By Simona Stankovska | Published Oct 01, 2012

New kid on the block delivers for investors

At the end of 2011, although Invesco Perpetual bond giants Paul Read and Paul Causer had achieved peer group-beating results in their flagship Corporate Bond fund over the financial crisis, investments in financial debt had dragged down performance in the preceding 12 months.

In a reflection of their conviction in financial debt, however, the duo launched a Global Financial Capital fund in January, taking in money and delivering solid returns in spite of ongoing risks in the financial system, particularly over the eurozone crisis.


The fund, which launched into a difficult marketplace on January 25, invests in bonds issued by banks and global financial institutions and offers investors a combination of income and capital growth. Managers Paul Read and Paul Causer, alongside Invesco Perpetual’s chief investment officer Nick Mustoe, can also invest up to 40 per cent of the portfolio in financial equities.

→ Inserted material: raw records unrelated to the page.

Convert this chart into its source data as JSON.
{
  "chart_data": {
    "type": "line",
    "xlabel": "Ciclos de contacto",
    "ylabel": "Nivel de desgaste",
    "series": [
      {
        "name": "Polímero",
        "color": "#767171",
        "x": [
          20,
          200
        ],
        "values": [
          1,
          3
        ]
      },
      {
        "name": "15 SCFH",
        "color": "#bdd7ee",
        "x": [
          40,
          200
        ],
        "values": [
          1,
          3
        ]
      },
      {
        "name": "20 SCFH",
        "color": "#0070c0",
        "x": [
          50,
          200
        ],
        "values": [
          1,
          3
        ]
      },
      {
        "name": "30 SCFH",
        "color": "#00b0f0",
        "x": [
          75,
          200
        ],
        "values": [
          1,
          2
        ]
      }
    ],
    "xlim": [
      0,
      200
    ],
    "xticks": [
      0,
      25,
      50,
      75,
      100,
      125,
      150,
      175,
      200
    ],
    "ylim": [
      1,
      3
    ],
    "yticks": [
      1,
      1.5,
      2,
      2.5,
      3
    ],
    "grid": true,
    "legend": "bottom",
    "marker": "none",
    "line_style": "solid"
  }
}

The global financial crisis has caused extensive reputational damage to banks and financial institutions, even those where the negative view might not have been warranted. But with many using the past few years as an opportunity to reduce their costs and debts, Paul Causer and Paul Read see attractive investments within the financial services sector.

Unlike other funds in the sector, the fund predominantly invests in fixed income, with just 0-5 per cent in equities at launch. It focuses on what the managers claim are “the best-capitalised banks”, which includes many “national champion institutions” such as Lloyds, Credit Suisse, BNP Paribas and Citigroup. These banks, Mr Read says, have all made “real headway over the past few years in raising their core capital levels and strengthening their balance sheets”.

In terms of the capital structure, the managers have focused on subordinated capital, especially Tier 1 debt - capital that the bank has on its balance sheet to support the lending and trading risks it takes.

In spite of the sector exhibiting strong performance, Mr Read says yields remain attractive. “We hold a Lloyds Enhanced Capital Note that has risen in price from 110p at the beginning of the year to 131p now. Its yield has fallen more than 260 basis points in that time, but it remains attractive in our opinion, at 10.9 per cent.”

The team also holds some opportunities in peripheral European names that it thinks is attractive. An example of this is Intesa, which Mr Read says, like other peripherals (and issuers with exposure to the eurozone periphery), has seen some volatility but exhibited strong returns.


Since launch on January 25 2012, the fund’s size has risen from just £2m to £29m, through a combination of inflows and market returns. The fund has outperformed its IMA Specialist sector peer group since launch, returning 26.4 per cent, compared with 0.66 per cent from the sector.